Joss Devilleuneuve nous explique qu’en trente ans de métier, elle n’a jamais vu ou entendu parler d’effets secondaires au sujet de cette technique. En effet, si les esthéticiennes qui la pratiquent sont formées et qualifiées, que le matériel utilisé est aux normes, que les pigments implantés sont naturels et que l’on a pris connaissance des éventuelles allergies de la cliente, il n’y aucune raison qu’il y ait d’effets secondaires.
 
Cependant, elle insiste sur l’importance de bien réfléchir avant d’avoir recours au maquillage semi-permanent. Une fois les pigments implantés, ils sont bien installés. Il ne faut pas oublier que l’on implante quelque chose sous la peau et que celle-ci est vivante. La couleur bougera forcément avec le temps, elle s’altère et s’estompe avec les années, ce qui nécessitera des retouches et un suivi sur du long terme.
 
En cas de déception, le dernier recours est la dépigmentation (également proposée par l’Atelier du Sourcil).

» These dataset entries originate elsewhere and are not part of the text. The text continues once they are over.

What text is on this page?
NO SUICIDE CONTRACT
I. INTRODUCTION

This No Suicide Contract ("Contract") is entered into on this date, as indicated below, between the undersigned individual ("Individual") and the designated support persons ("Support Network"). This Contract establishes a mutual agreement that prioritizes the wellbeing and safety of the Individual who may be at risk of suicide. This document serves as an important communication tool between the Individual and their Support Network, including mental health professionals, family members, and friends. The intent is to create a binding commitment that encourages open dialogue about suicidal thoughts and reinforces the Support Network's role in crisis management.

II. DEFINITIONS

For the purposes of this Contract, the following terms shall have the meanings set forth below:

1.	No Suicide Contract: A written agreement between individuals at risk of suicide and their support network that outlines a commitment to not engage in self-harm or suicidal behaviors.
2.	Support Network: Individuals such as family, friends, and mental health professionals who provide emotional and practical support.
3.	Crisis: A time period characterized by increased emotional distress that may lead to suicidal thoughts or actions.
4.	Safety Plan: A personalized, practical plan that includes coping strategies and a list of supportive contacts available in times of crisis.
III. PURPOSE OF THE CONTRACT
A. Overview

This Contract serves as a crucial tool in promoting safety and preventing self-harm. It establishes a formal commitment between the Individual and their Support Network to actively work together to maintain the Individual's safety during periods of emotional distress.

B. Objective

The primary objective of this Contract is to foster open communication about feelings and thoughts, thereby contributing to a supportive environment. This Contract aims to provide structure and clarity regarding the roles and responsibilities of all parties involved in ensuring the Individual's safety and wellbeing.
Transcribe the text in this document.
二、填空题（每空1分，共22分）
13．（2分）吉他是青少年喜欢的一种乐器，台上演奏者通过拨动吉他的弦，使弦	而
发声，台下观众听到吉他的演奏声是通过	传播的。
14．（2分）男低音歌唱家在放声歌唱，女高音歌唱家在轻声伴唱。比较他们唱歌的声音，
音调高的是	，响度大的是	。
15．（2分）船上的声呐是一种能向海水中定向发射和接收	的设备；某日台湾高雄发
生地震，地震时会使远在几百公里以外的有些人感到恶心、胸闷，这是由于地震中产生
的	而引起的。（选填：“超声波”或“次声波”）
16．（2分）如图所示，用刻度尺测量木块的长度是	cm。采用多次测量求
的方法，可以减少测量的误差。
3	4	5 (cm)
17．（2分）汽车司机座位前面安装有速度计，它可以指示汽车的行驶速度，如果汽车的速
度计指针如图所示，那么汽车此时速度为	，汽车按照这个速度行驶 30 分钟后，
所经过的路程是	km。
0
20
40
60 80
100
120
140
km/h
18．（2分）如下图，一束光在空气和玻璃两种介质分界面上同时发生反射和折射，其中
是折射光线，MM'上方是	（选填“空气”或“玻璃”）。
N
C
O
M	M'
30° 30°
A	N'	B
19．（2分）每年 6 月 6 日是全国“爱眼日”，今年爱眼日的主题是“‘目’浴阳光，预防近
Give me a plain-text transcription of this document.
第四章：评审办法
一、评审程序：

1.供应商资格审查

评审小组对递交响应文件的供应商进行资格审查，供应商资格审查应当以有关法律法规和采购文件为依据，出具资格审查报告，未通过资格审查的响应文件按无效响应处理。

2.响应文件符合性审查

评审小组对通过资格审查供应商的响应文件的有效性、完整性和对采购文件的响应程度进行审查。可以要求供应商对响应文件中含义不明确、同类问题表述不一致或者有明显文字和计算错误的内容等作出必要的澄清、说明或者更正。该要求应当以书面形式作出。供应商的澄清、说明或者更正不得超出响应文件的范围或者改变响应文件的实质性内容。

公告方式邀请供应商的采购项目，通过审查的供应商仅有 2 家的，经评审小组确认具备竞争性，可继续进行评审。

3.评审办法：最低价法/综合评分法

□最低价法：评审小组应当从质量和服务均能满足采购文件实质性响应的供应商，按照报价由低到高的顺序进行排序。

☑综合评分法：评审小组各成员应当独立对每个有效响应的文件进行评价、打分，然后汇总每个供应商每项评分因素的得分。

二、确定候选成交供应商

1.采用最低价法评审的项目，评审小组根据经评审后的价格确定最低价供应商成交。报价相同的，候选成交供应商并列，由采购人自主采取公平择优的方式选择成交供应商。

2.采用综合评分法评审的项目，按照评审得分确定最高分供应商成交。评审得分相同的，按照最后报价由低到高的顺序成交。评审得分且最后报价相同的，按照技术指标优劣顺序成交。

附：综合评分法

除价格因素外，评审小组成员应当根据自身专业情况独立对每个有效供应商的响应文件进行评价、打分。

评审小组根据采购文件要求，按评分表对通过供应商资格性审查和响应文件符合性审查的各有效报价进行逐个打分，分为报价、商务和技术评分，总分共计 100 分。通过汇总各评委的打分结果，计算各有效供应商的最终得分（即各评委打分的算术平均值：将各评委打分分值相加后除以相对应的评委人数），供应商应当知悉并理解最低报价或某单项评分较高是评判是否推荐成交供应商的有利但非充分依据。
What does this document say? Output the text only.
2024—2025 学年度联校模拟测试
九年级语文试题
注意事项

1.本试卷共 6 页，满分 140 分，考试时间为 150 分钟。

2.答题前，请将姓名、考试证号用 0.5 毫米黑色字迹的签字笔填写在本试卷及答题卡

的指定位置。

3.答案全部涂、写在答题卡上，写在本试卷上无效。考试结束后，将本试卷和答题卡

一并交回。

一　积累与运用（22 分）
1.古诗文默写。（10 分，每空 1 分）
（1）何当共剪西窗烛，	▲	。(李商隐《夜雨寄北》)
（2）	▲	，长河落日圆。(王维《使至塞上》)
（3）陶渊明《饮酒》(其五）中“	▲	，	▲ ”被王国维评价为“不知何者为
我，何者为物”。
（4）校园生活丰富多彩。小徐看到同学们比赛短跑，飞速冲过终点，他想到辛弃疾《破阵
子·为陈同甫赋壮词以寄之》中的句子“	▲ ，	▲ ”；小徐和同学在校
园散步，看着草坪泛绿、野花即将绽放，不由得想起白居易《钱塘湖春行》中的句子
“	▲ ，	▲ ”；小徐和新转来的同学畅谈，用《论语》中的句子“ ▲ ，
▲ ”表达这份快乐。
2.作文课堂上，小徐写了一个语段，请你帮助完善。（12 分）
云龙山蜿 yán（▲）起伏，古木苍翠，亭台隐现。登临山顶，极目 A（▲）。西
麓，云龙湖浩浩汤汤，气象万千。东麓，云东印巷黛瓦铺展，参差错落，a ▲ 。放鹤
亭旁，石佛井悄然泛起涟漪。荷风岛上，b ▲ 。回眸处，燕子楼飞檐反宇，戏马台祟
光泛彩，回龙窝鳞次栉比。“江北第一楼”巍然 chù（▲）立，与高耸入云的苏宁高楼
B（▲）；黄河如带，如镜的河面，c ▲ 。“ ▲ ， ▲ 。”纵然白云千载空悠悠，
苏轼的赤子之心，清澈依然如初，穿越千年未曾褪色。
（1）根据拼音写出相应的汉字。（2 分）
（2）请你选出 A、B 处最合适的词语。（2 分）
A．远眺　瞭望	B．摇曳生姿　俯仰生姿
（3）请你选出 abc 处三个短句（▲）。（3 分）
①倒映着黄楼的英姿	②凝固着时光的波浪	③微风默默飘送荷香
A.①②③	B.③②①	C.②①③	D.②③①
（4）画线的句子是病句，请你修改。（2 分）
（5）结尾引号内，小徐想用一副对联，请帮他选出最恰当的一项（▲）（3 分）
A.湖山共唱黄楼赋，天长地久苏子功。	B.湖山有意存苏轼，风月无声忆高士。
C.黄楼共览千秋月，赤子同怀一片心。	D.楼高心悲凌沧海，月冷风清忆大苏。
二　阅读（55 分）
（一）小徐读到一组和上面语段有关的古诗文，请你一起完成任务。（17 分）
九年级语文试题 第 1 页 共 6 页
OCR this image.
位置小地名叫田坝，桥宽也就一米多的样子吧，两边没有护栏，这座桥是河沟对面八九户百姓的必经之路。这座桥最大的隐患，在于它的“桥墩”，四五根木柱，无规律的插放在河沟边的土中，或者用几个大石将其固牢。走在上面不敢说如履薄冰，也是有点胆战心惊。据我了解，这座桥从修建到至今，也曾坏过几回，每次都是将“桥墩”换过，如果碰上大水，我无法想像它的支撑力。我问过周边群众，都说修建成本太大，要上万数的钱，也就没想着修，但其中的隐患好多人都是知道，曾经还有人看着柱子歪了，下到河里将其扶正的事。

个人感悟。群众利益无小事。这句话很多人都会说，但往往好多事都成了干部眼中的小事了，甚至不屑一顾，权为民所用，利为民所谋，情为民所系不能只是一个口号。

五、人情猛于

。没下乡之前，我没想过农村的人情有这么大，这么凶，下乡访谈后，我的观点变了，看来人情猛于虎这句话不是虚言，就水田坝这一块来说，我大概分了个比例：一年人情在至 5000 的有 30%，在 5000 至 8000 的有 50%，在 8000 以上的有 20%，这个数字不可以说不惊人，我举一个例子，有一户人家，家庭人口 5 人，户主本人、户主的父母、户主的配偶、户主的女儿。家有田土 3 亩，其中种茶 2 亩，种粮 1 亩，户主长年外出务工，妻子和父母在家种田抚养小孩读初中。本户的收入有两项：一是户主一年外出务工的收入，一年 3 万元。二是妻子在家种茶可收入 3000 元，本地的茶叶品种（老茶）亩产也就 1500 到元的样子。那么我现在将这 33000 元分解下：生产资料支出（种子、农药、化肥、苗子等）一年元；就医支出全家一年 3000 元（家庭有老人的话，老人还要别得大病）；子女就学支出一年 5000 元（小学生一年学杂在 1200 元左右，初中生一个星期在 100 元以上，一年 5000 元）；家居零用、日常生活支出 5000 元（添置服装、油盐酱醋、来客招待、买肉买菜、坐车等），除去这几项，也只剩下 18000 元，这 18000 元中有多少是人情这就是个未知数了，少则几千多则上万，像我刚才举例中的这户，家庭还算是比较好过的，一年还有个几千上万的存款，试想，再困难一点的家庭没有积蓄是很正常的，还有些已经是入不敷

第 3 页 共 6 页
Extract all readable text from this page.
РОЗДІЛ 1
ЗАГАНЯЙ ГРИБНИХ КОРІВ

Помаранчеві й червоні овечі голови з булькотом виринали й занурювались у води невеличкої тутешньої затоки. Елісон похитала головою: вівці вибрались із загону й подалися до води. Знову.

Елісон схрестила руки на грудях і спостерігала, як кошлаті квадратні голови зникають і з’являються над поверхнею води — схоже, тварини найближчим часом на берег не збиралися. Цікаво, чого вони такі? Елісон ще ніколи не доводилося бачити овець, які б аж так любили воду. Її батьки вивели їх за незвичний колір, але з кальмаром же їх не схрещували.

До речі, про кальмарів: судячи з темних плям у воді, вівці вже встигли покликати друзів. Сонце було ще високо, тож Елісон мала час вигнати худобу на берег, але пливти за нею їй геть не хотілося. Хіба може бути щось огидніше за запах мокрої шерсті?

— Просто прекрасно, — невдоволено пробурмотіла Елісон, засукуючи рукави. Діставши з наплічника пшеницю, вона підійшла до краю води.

Grâce à cette technique on peut complètement faire partir la pigmentation. A l’aide d’un produit que l’on pose sur la zone à traiter, les pigments vont ressortir et disparaître.
 
Bérengère Ducloux confirme. A ce jour, elle n’a pas vu ou entendu parler d’effets secondaires particuliers. Cependant, en tant que maquilleuse professionnelle, elle a vu passer quelques ratés... Elle met en garde sur les mauvaises surprises et préconise de commencer avec parcimonie et ne pas aller dans le trop prononcer dès le début.